Open-Source Internship opportunity by OpenGenus for programmers. Apply now.
Zipf's Law is an empirical law, that was proposed by George Kingsley Zipf, an American Linguist.
According to Zipf's law, the frequency of a given word is dependent on the inverse of it's rank . Zipf's law is one of the many important laws that plays a significant part in natural language processing, the other being Heaps' Law.
f(r, α) ∝ 1⁄rα
Here,
- α ≈ 1
- r = rank of a word
- f(r, α) = frequency in the corpus
The word with the second highest rank will have the frequency value ½ of the first word, the word with the third highest rank will have the frequency value ⅓ of the first word, and so on...

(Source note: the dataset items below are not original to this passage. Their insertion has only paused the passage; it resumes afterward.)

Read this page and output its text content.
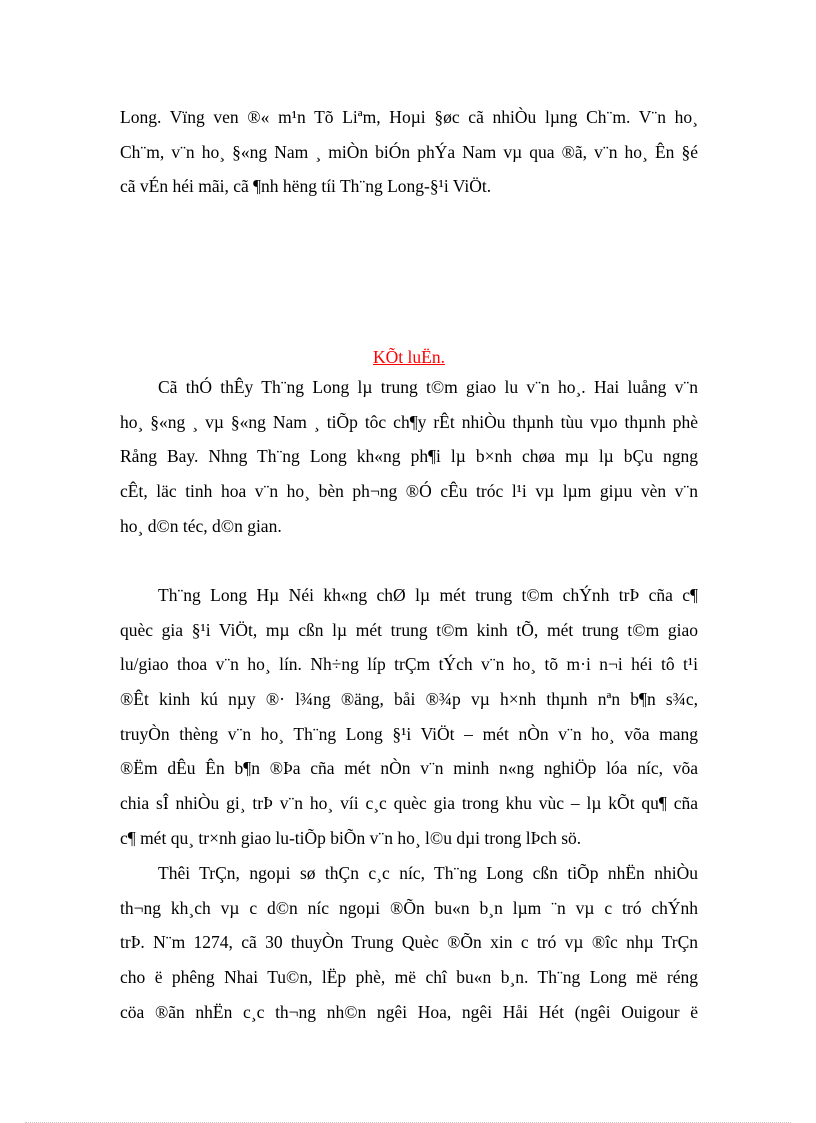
Long. Vïng ven ®« m¹n Tõ Liªm, Hoµi §øc cã nhiÒu lµng Ch¨m. V¨n ho¸
Ch¨m, v¨n ho¸ §«ng Nam ¸ miÒn biÓn phÝa Nam vµ qua ®ã, v¨n ho¸ Ên §é
cã vÉn héi mãi, cã ¶nh hëng tíi Th¨ng Long-§¹i ViÖt.
KÕt luËn.
Cã thÓ thÊy Th¨ng Long lµ trung t©m giao lu v¨n ho¸. Hai luång v¨n
ho¸ §«ng ¸ vµ §«ng Nam ¸ tiÕp tôc ch¶y rÊt nhiÒu thµnh tùu vµo thµnh phè
Rång Bay. Nhng Th¨ng Long kh«ng ph¶i lµ b×nh chøa mµ lµ bÇu ngng
cÊt, läc tinh hoa v¨n ho¸ bèn ph¬ng ®Ó cÊu tróc l¹i vµ lµm giµu vèn v¨n
ho¸ d©n téc, d©n gian.
Th¨ng Long Hµ Néi kh«ng chØ lµ mét trung t©m chÝnh trÞ cña c¶
quèc gia §¹i ViÖt, mµ cßn lµ mét trung t©m kinh tÕ, mét trung t©m giao
lu/giao thoa v¨n ho¸ lín. Nh÷ng líp trÇm tÝch v¨n ho¸ tõ m·i n¬i héi tô t¹i
®Êt kinh kú nµy ®· l¾ng ®äng, båi ®¾p vµ h×nh thµnh nªn b¶n s¾c,
truyÒn thèng v¨n ho¸ Th¨ng Long §¹i ViÖt – mét nÒn v¨n ho¸ võa mang
®Ëm dÊu Ên b¶n ®Þa cña mét nÒn v¨n minh n«ng nghiÖp lóa níc, võa
chia sÎ nhiÒu gi¸ trÞ v¨n ho¸ víi c¸c quèc gia trong khu vùc – lµ kÕt qu¶ cña
c¶ mét qu¸ tr×nh giao lu-tiÕp biÕn v¨n ho¸ l©u dµi trong lÞch sö.
Thêi TrÇn, ngoµi sø thÇn c¸c níc, Th¨ng Long cßn tiÕp nhËn nhiÒu
th¬ng kh¸ch vµ c d©n níc ngoµi ®Õn bu«n b¸n lµm ¨n vµ c tró chÝnh
trÞ. N¨m 1274, cã 30 thuyÒn Trung Quèc ®Õn xin c tró vµ ®îc nhµ TrÇn
cho ë phêng Nhai Tu©n, lËp phè, më chî bu«n b¸n. Th¨ng Long më réng
cöa ®ãn nhËn c¸c th¬ng nh©n ngêi Hoa, ngêi Håi Hét (ngêi Ouigour ë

Some points to note about Zipf's Law
If we consider a constant for the following law, we have:
f = k⁄rα
=> f × rα = k
=> f × r = k
This constant would be same for every word in expected results, but that is not the case for observed result. This will be further shown in the sample code, and explained later, but just remember this for now - few of the highest and the lowest words will not have the same values of k - only the data in the middle range of ranks follow this - and this is only for our particular document. There are other variants of Zip's law, like Zipf-Mandelbrot law, that tries to fit the frequencies, by adding an offest β, and it is given by:
f(r, α, β) ∝ 1⁄(r+β)α
Here, β ≈ 2.7, and it is also known as the rank offset.
Note:
Values of α and β cannot be always taken as equal to 1 and 2.7 - they are parameters that can be tuned to fit a data perfectly, and there are cases where you may have to adjust the value, if the results are not satisfactory.
Fun fact about Zipf's law
Zipf's law is an empirical law, that models the frequency distribution of words in languages. And by languages, this is not just restricted to English corpora. In fact, it was even found out that the language spoken by dolphins, which are a given set of whistles and high frequency shrills, also follow Zipf's Law!
Terminologies
- Frequency - Frequency is the number of occurences of a word in the given document or corpus.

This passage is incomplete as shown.